Frank Rollier, Directeur du CPCT-Antibes
« Améliorer la position du sujet [1] » en un temps court, suppose que notre pratique de psychanalyse appliquée à la thérapeutique soit « sourcilleuse sur son identité psychanalytique [2] », ainsi que Jacques-Alain Miller l’a accentué, alors même qu’obtenir des effets rapides « est exactement l’inverse de ce qu’on a latitude de faire dans une psychanalyse proprement dite [3] ».
Le consultant du CPCT pour adolescents est d’abord un outil dont le sujet peut se servir pour se décoller du discours de l’Autre familial et social qui parle en son nom, impose ses signifiants et ses diagnostics. L’adolescent découvre alors que sa parole adressée à un Autre, attentif aux signifiants qu’il énonce ainsi qu’à ce qui ne cesse de se répéter et signe le « retour de la jouissance [4] », peut avoir des effets inattendus.
En se refusant à « utiliser les pouvoirs de l’identification [5] » et à être le maître, en s’orientant sur la jouissance du sujet plutôt que sur la signification de ses conduites et la logique patriarcale qui dicte des normes, le consultant suscite la surprise de l’adolescent. Ce qui se joue là n’est autre que la mise en fonction du discours analytique ; discours permettant au sujet d’apercevoir la valeur de sa parole et, par celle-ci, d’accéder à une image plus estimable de lui-même et de se forger un idéal du moi. Sous transfert, la logique du discours analytique conduit à l’extraction d’un ou plusieurs signifiants qui représentent le sujet et dont il pourra se servir pour s’ancrer dans le monde ou pour élaborer son fantasme s’il s’engage ultérieurement dans une analyse. Le pari est qu’il parvienne à entrer dans un discours, dans une modalité du langage qui lui permette de révéler sa singularité et de se lier aux autres à partir de celle-ci.
Loin de promettre les effets d’une analyse en tant que telle, ni a fortiori le bien-être – ce qui serait une imposture – le traitement court ouvre la possibilité pour le jeune sujet qui vient consulter que sa parole morde sur le réel qui a fait traumatisme et réduise la tyrannie du surmoi. Un effet thérapeutique d’apaisement s’en déduit. Le consultant est aussi, par sa formation psychanalytique, en mesure d’affronter l’impossible et parfois d’accepter l’incurable.

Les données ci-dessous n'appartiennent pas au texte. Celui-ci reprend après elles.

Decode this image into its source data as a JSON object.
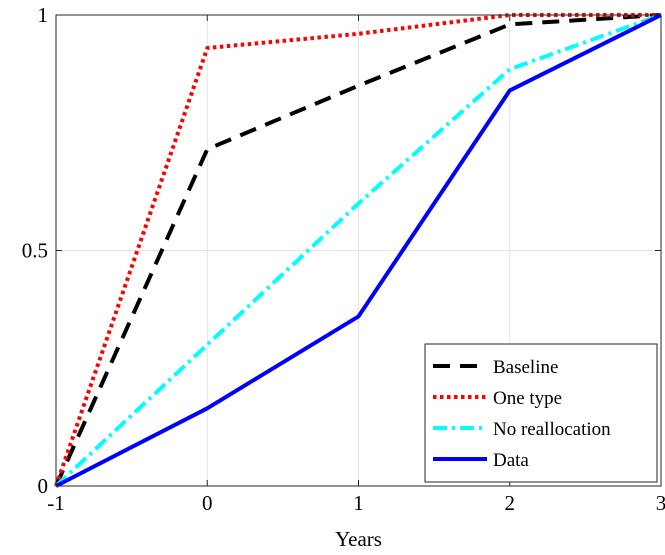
{
  "chart_data": {
    "type": "line",
    "title": "",
    "xlabel": "Years",
    "ylabel": "",
    "xlim": [
      -1,
      3
    ],
    "ylim": [
      0,
      1
    ],
    "xticks": [
      -1,
      0,
      1,
      2,
      3
    ],
    "xtick_labels": [
      "-1",
      "0",
      "1",
      "2",
      "3"
    ],
    "yticks": [
      0,
      0.5,
      1
    ],
    "ytick_labels": [
      "0",
      "0.5",
      "1"
    ],
    "grid": true,
    "legend_position": "bottom-right",
    "x": [
      -1,
      0,
      1,
      2,
      3
    ],
    "series": [
      {
        "name": "Baseline",
        "values": [
          0,
          0.715,
          0.85,
          0.98,
          1.0
        ],
        "color": "#000000",
        "style": "dashed"
      },
      {
        "name": "One type",
        "values": [
          0,
          0.93,
          0.96,
          1.0,
          1.0
        ],
        "color": "#ff0000",
        "style": "dotted"
      },
      {
        "name": "No reallocation",
        "values": [
          0,
          0.3,
          0.6,
          0.885,
          1.0
        ],
        "color": "#00ffff",
        "style": "dashdot"
      },
      {
        "name": "Data",
        "values": [
          0,
          0.165,
          0.36,
          0.84,
          1.0
        ],
        "color": "#0000ff",
        "style": "solid"
      }
    ]
  }
}
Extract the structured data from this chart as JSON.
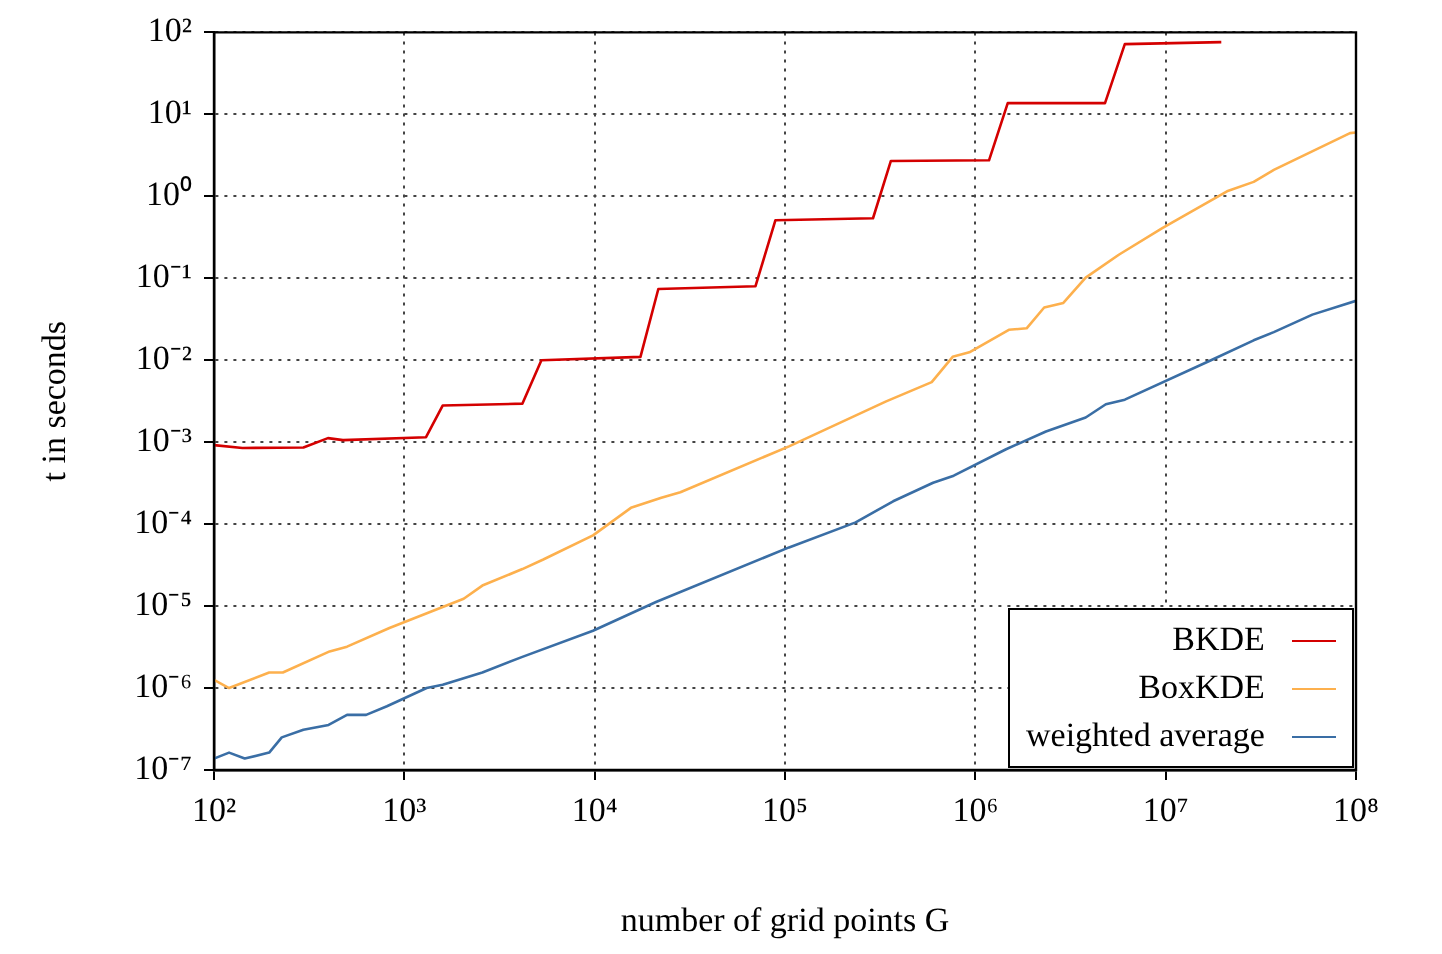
{
  "chart_data": {
    "type": "line",
    "xlabel": "number of grid points G",
    "ylabel": "t in seconds",
    "log": "xy",
    "xlim": [
      100,
      100000000
    ],
    "ylim": [
      1e-07,
      100
    ],
    "xticks": [
      {
        "value": 100,
        "label": "10²"
      },
      {
        "value": 1000,
        "label": "10³"
      },
      {
        "value": 10000,
        "label": "10⁴"
      },
      {
        "value": 100000,
        "label": "10⁵"
      },
      {
        "value": 1000000,
        "label": "10⁶"
      },
      {
        "value": 10000000,
        "label": "10⁷"
      },
      {
        "value": 100000000,
        "label": "10⁸"
      }
    ],
    "yticks": [
      {
        "value": 1e-07,
        "label": "10⁻⁷"
      },
      {
        "value": 1e-06,
        "label": "10⁻⁶"
      },
      {
        "value": 1e-05,
        "label": "10⁻⁵"
      },
      {
        "value": 0.0001,
        "label": "10⁻⁴"
      },
      {
        "value": 0.001,
        "label": "10⁻³"
      },
      {
        "value": 0.01,
        "label": "10⁻²"
      },
      {
        "value": 0.1,
        "label": "10⁻¹"
      },
      {
        "value": 1,
        "label": "10⁰"
      },
      {
        "value": 10,
        "label": "10¹"
      },
      {
        "value": 100,
        "label": "10²"
      }
    ],
    "grid": true,
    "legend": "bottom right",
    "marker": "none",
    "series": [
      {
        "name": "BKDE",
        "color": "#d40000",
        "x": [
          100,
          141,
          295,
          397,
          476,
          1300,
          1590,
          4170,
          5250,
          17400,
          21600,
          70000,
          89000,
          290000,
          360000,
          1180000,
          1480000,
          4800000,
          6100000,
          19600000
        ],
        "values": [
          0.00092,
          0.00085,
          0.00086,
          0.00112,
          0.00106,
          0.00115,
          0.0028,
          0.00295,
          0.01,
          0.011,
          0.074,
          0.08,
          0.51,
          0.54,
          2.7,
          2.75,
          13.7,
          13.7,
          72,
          76
        ]
      },
      {
        "name": "BoxKDE",
        "color": "#fdb04d",
        "x": [
          100,
          120,
          195,
          230,
          405,
          500,
          835,
          2050,
          2570,
          4170,
          5370,
          9800,
          15500,
          22400,
          28200,
          105000,
          340000,
          590000,
          760000,
          930000,
          1500000,
          1860000,
          2300000,
          2900000,
          3800000,
          5700000,
          9600000,
          21000000,
          29000000,
          37000000,
          93000000,
          100000000
        ],
        "values": [
          1.26e-06,
          1e-06,
          1.55e-06,
          1.55e-06,
          2.8e-06,
          3.2e-06,
          5.4e-06,
          1.23e-05,
          1.78e-05,
          2.83e-05,
          3.7e-05,
          7.3e-05,
          0.000158,
          0.00021,
          0.000245,
          0.00089,
          0.00315,
          0.0054,
          0.011,
          0.0125,
          0.0235,
          0.0245,
          0.044,
          0.05,
          0.102,
          0.195,
          0.41,
          1.15,
          1.5,
          2.1,
          5.9,
          6
        ]
      },
      {
        "name": "weighted average",
        "color": "#3a6ea5",
        "x": [
          100,
          120,
          145,
          195,
          227,
          295,
          400,
          500,
          630,
          810,
          1310,
          1590,
          2570,
          4170,
          9800,
          21000,
          105000,
          235000,
          370000,
          600000,
          770000,
          1450000,
          2350000,
          3800000,
          4850000,
          6100000,
          17300000,
          29000000,
          37000000,
          59000000,
          100000000
        ],
        "values": [
          1.38e-07,
          1.63e-07,
          1.38e-07,
          1.63e-07,
          2.5e-07,
          3.1e-07,
          3.55e-07,
          4.7e-07,
          4.7e-07,
          6e-07,
          1e-06,
          1.1e-06,
          1.55e-06,
          2.4e-06,
          5e-06,
          1.12e-05,
          5.2e-05,
          0.000105,
          0.00019,
          0.00032,
          0.00039,
          0.00082,
          0.00135,
          0.002,
          0.0029,
          0.0033,
          0.01,
          0.0175,
          0.022,
          0.036,
          0.053
        ]
      }
    ]
  }
}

S’adresser au CPCT autorise un sujet à se désintoxiquer « de l’overdose des savoirs […] et de la connexion [6] » pour mettre au travail ce qu’il perçoit comme étranger en lui. Une double condition incombe alors au consultant : d’une part, mettre de côté le discours de l’Autre pour autoriser l’adolescent à entrer dans un discours qui lui soit singulier ; d’autre part, s’orienter du discours analytique qui seul permet de saisir un bout du réel en jeu. Loin de tout idéal de guérison, cette logique de discours peut amener un adolescent à une mise en ordre signifiante et à un réglage de sa jouissance, voire à une rectification subjective ou à un questionnement sur son inconscient.
[1] Lacan J., Le Séminaire, livre X, L’angoisse, texte établi par J.-A. Miller, Paris, Seuil, 2004, p. 70.
[2] Miller J.-A., « Psychanalyse pure, psychanalyse appliquée & psychothérapie », La Cause freudienne, no 48, juin 2001, p. 8.
[3] Miller J.-A., « L’orientation lacanienne. Choses de finesse en psychanalyse », enseignement prononcé dans le cadre du département de psychanalyse de l’université Paris 8, cours du 12 novembre 2008, inédit.
[4] Lacan J., Le Séminaire, Livre XVII, L’envers de la psychanalyse, Paris, Seuil, 1991, p. 51.
[5] Miller J.-A., « Psychanalyse et psychothérapie », La Cause Freudienne, no 22, octobre 1992, p. 10.
[6] Laurent É., « Jouir d’internet », La Cause du désir, no 97, novembre 2017, p. 16.